Personal information
- Full name: Huw John Williams
- Date of birth: 20 November 1960 (age 65)
- Place of birth: Porthmadog, Wales

Team information
- Current team: Kansas City Current (technical staff)

Managerial career
- Years: Team
- 2013–2016: FC Kansas City (assistant/tech. director)
- 2021: Kansas City Current

= Huw Williams =

Welsh soccer coach

Huw John Williams (born 20 November 1960) is a Welsh football coach and former player who was previously the head coach of Kansas City NWSL in the American National Women's Soccer League (NWSL) for their inaugural season.

==Early life==
Born in Porthmadog, Gwynedd, Williams attended Cardiff University where he played football for the British Colleges and the All British Students teams. While at Cardiff, he was selected to play in the World Student Games in Tokyo. At age 14, he joined professional club Blackburn Rovers F.C. where he played for five years.

==Coaching career==
===Early coaching in the US===
Williams is a former director of coaching for Kansas Youth Soccer and a member of the Regional II coaching staff of the United States Youth Soccer Association. He was the men's coach at Avila University in Kansas City, Missouri, from 1989 to 1992.

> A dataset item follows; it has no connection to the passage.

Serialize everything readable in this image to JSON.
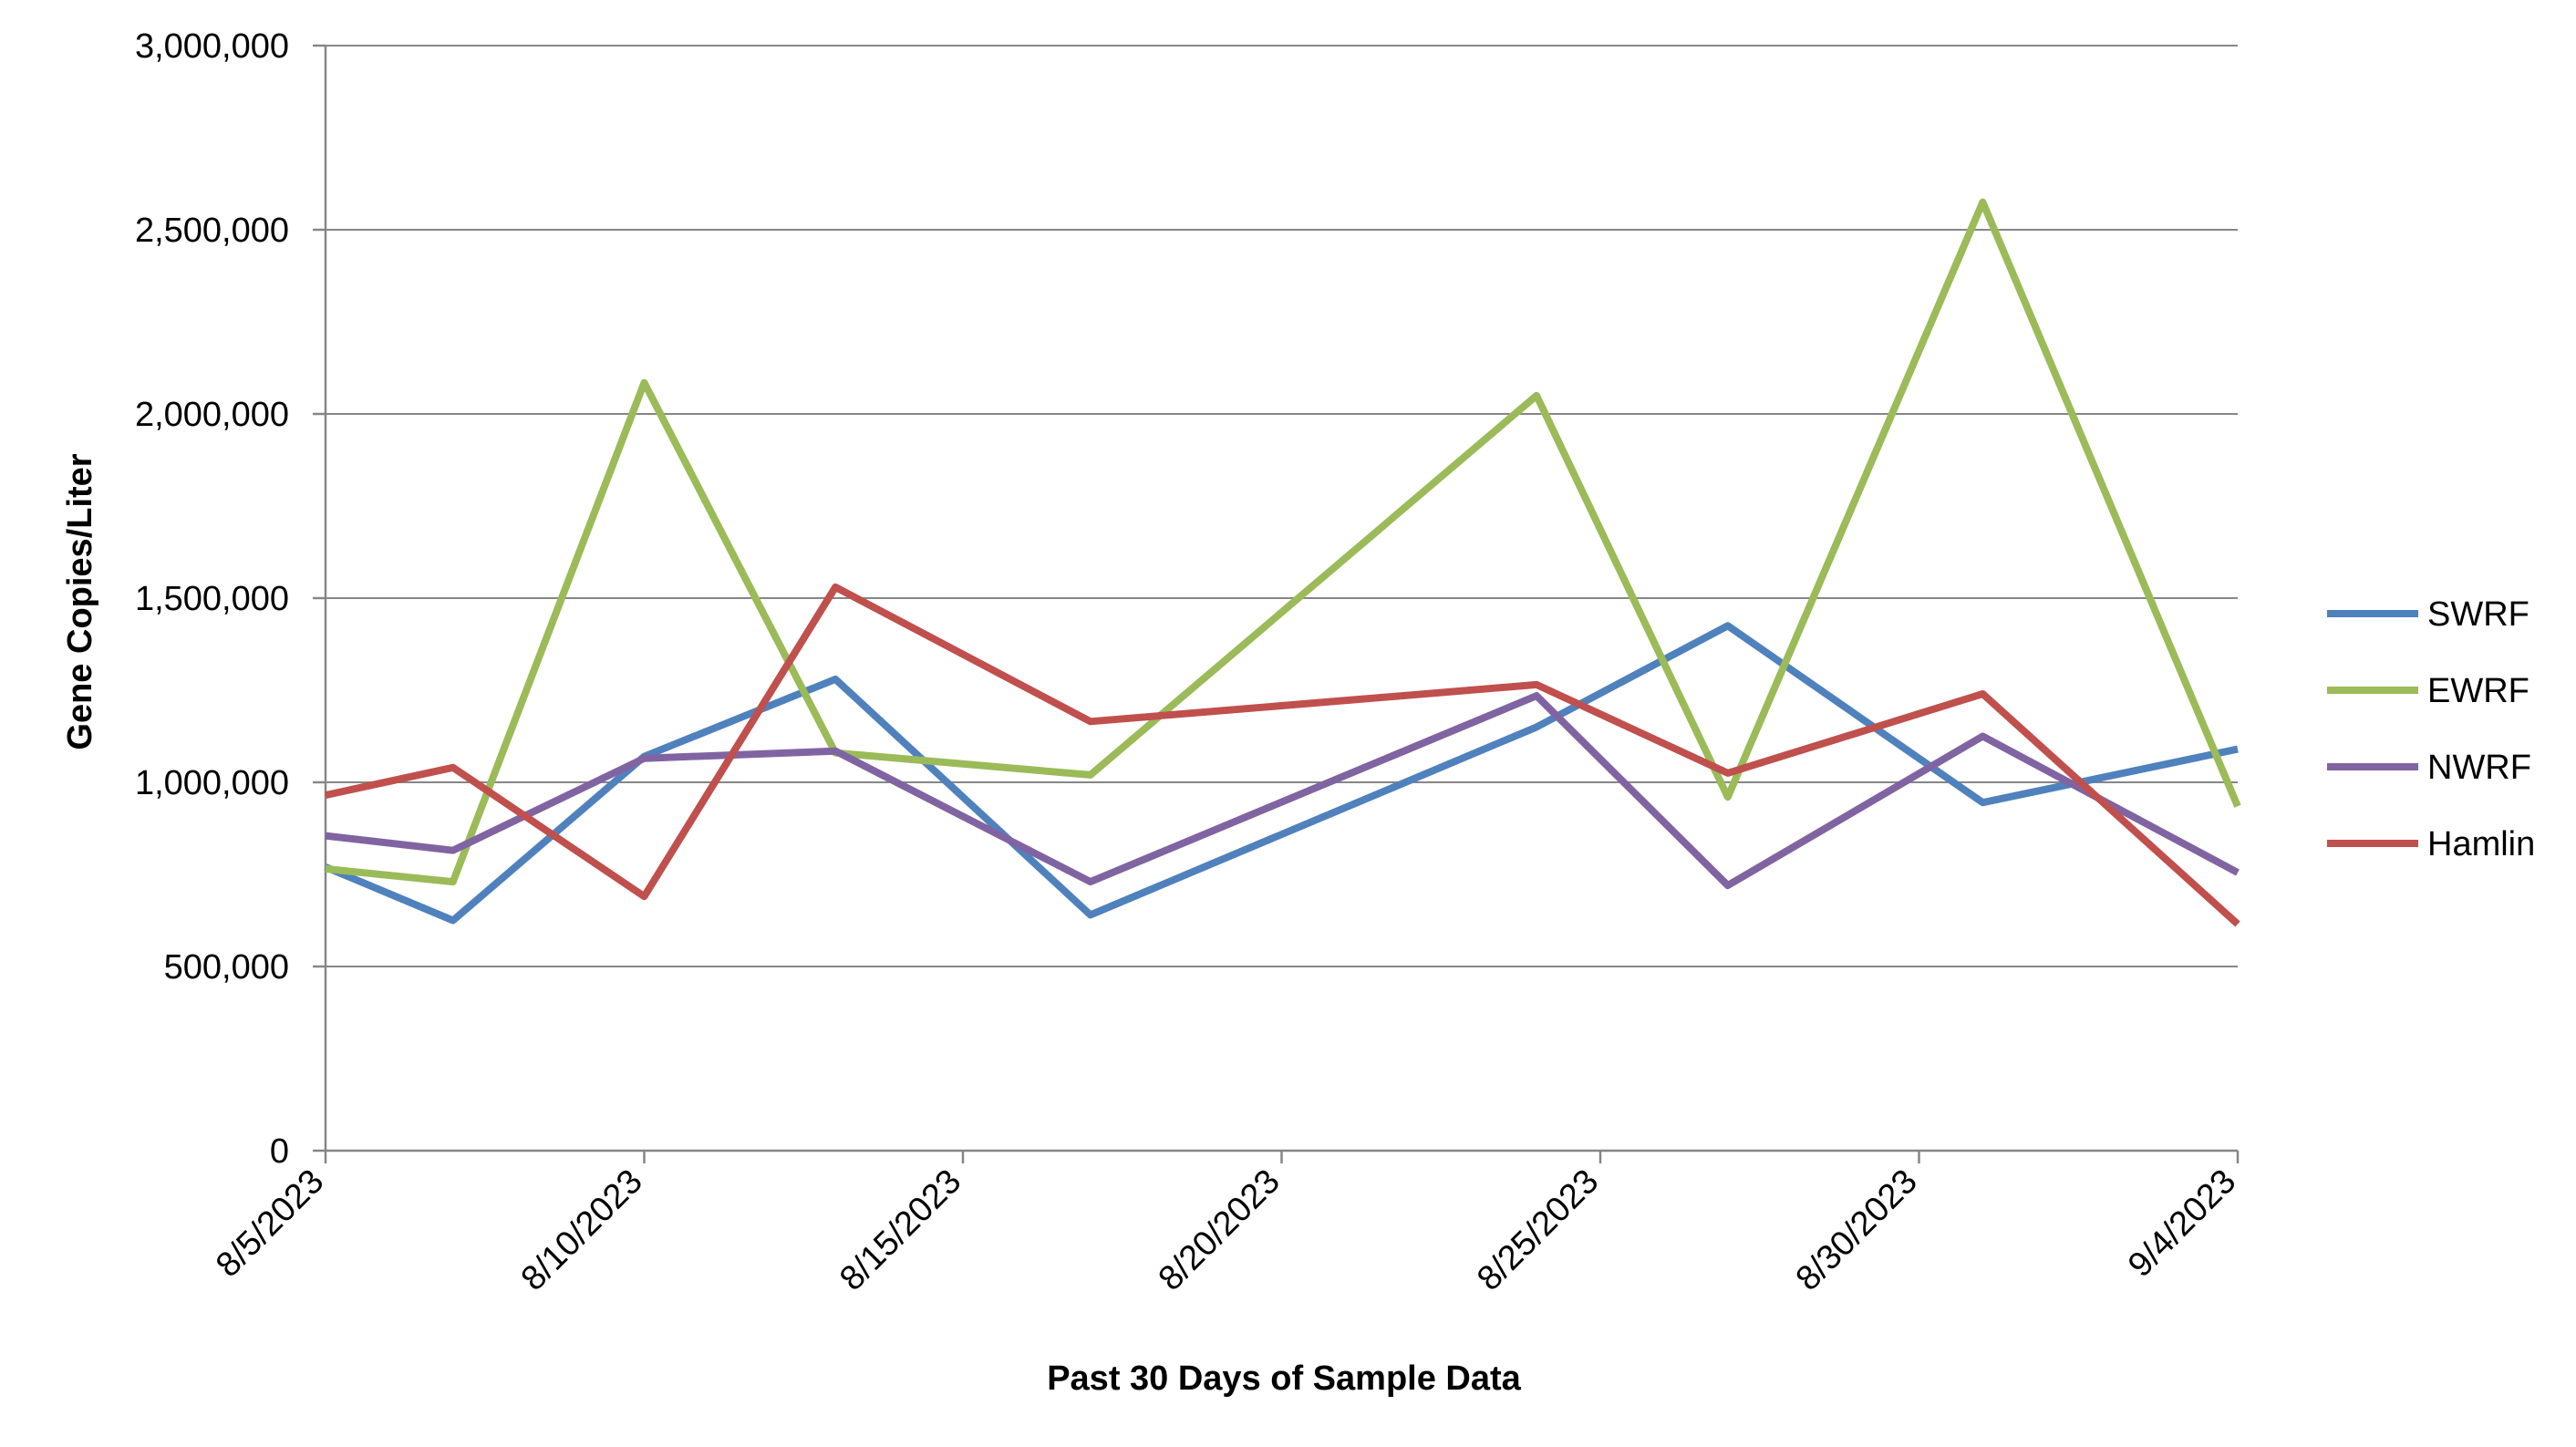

Williams was a founder, assistant coach and general manager of the now-defunct FC Kansas City of the National Women's Soccer League. He was also the sports manager for GSI Sports, a US youth football tournament and league management company.

===Kansas City (2021)===
On 29 January 2021, Williams was announced as the head coach of the new expansion team Kansas City NWSL. After one season as head coach he moved to a technical-staff scouting and talent identification role. The club went 3-14-7 in his lone year at the helm finishing last in the NWSL with 16 points. Williams transitioned to a front office role with the newly-named Kansas City Current but was relieved of his duties by November 2022 following accusations of disrespectful and inappropriate conduct towards the team's roster.

==Personal life==
His daughter, Nia Williams, played soccer professionally for FC Kansas City in the NWSL.